Two weeks before the start of the Westminster Kennel Club dog show at the Garden, a pair of treeing Walkers and several Russell terriers were introduced as the newest breeds to enter.
"Very excited to be here," said Curt Willis, who brought 3-year-old Meg and 10-month-old Tank from Homer City, Pa.
There will be 187 different breeds and varieties represented at the 137th Westminster event.
The treeing Walker coonhound is a hunter and gets its name for the way it chases raccoons up trees.
"They've very competitive and very gamey," Willis said. "They'd chase a squirrel into the middle of the street if they could."
Dog show judge Sharon Sakson of Pennington, N.J., held Tank at a hotel event a half-hour before the newcomers wandered outside on their leashes.
"They look like a giant beagle," she said.

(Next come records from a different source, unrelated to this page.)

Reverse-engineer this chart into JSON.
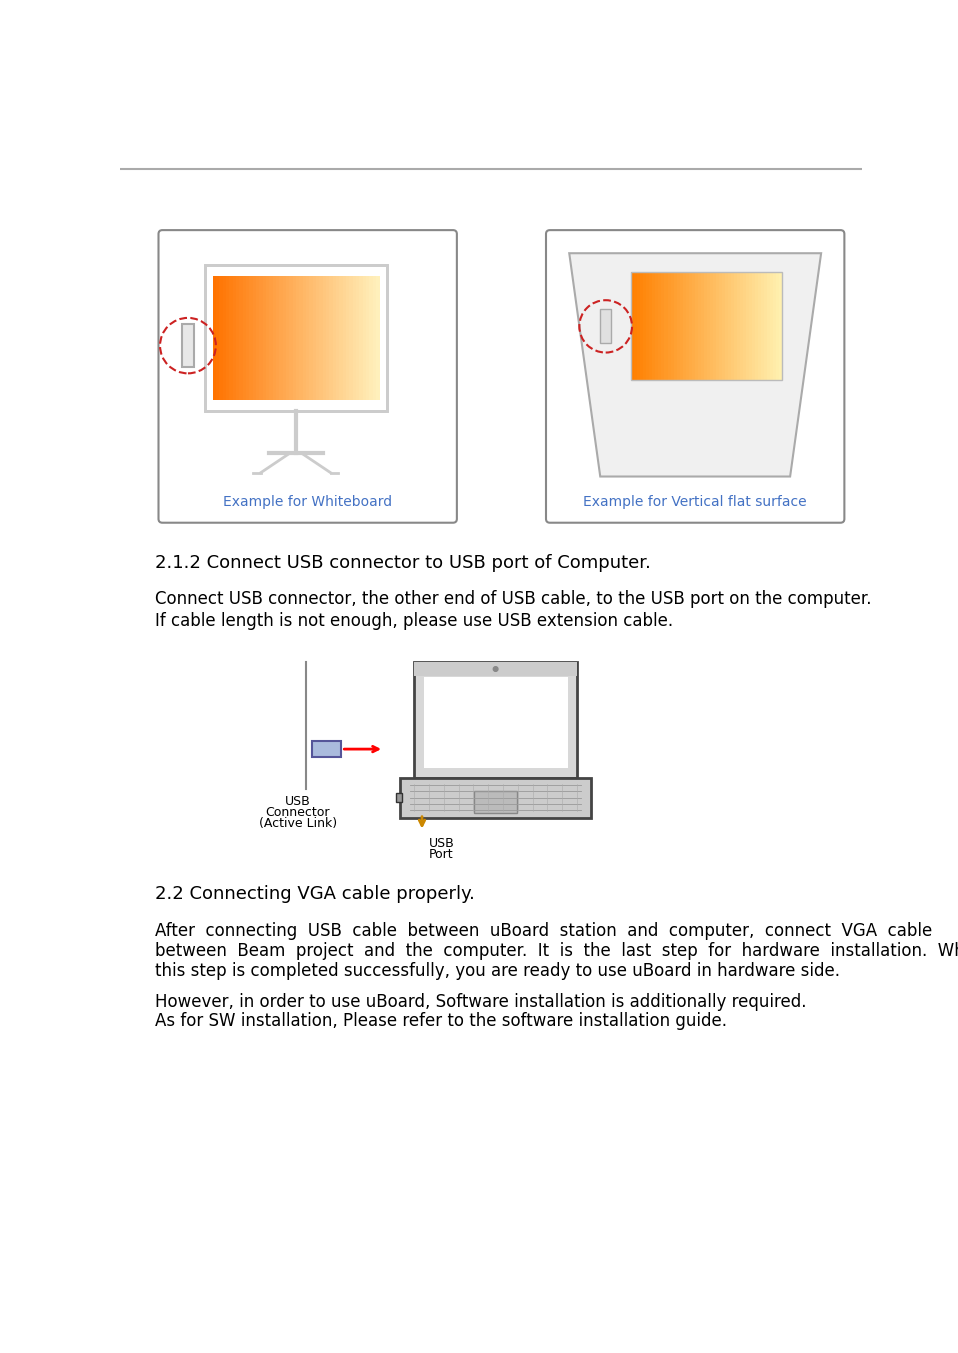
{
  "bg_color": "#ffffff",
  "top_line_color": "#aaaaaa",
  "section_heading_1": "2.1.2 Connect USB connector to USB port of Computer.",
  "section_body_1a": "Connect USB connector, the other end of USB cable, to the USB port on the computer.",
  "section_body_1b": "If cable length is not enough, please use USB extension cable.",
  "section_heading_2": "2.2 Connecting VGA cable properly.",
  "section_body_2a": "After  connecting  USB  cable  between  uBoard  station  and  computer,  connect  VGA  cable",
  "section_body_2b": "between  Beam  project  and  the  computer.  It  is  the  last  step  for  hardware  installation.  When",
  "section_body_2c": "this step is completed successfully, you are ready to use uBoard in hardware side.",
  "section_body_2d": "However, in order to use uBoard, Software installation is additionally required.",
  "section_body_2e": "As for SW installation, Please refer to the software installation guide.",
  "caption_left": "Example for Whiteboard",
  "caption_right": "Example for Vertical flat surface",
  "usb_label1": "USB",
  "usb_label2": "Connector",
  "usb_label3": "(Active Link)",
  "usb_port_label1": "USB",
  "usb_port_label2": "Port",
  "text_color": "#000000",
  "caption_color": "#4472c4",
  "heading_fontsize": 13,
  "body_fontsize": 12,
  "caption_fontsize": 10,
  "label_fontsize": 9
}
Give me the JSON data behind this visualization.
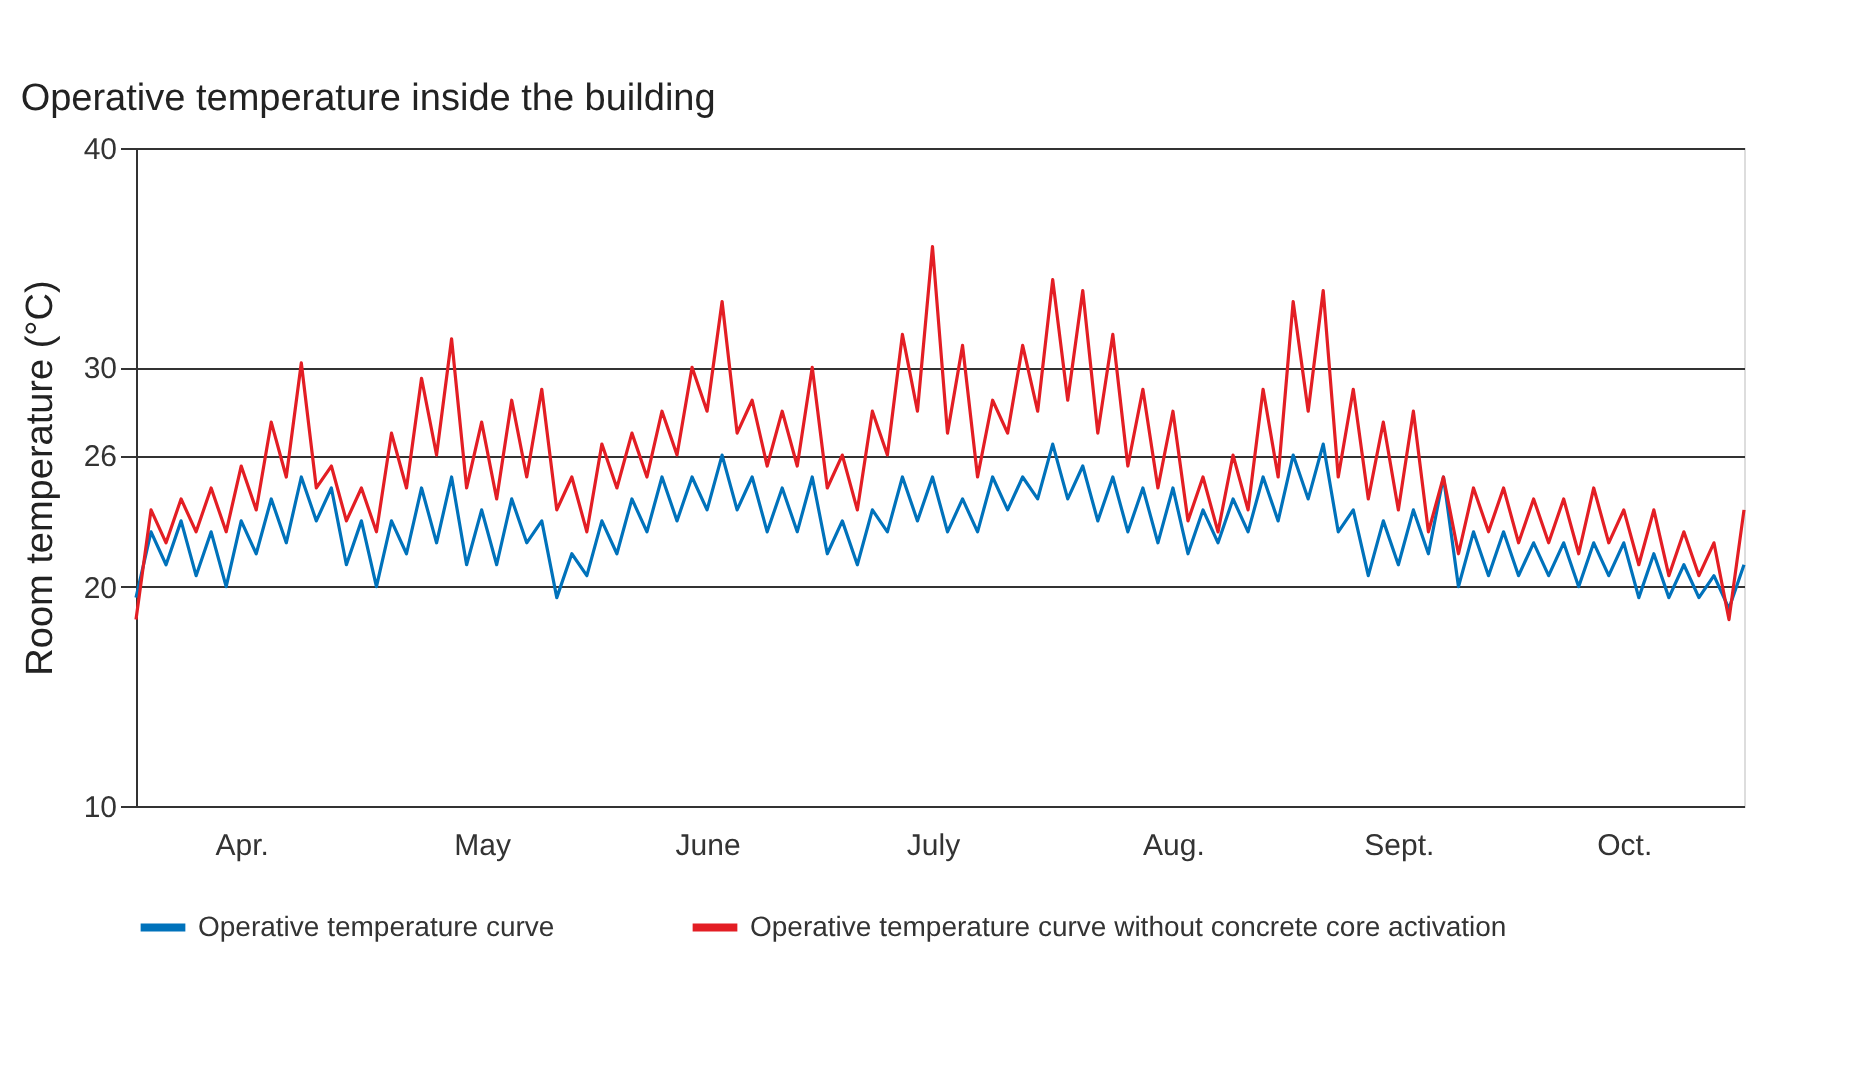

With no raccoons in sight, the coonhounds started to sniff out their competition. They looked over the Russell terriers, while also baying at each other and taking a few nips at their squeaky toy.
The Russell terrier is often referred to as a Jack Russell terrier, similar to the dog Eddie popularized on the television show "Frasier." The taller Parson Russell - with a body more square than the Russell terrier - already is a part of Westminster.
Sue Sobel brought her Russell terriers, Meadowbrook Madison and Foxfield Pepper Patch, from her home in Long Island.
"They're extremely loyal," she said. "People love this dog. They're really spunky."
More than 2,700 dogs will compete for the title of best in show. The two-day event starts Feb. 11, with daytime breed judging now held at exhibition space at Piers 92 and 94 at West 55th Street along the Hudson River. Nighttime judging will be shown on CNBC the first day and on the USA Network the final day.
"One of the greatest things about the show is that it's accessible to everybody," new Westminster Kennel Club President Sean McCarthy said. "If you have a small terrier or a mastiff, everyone can come and enjoy it."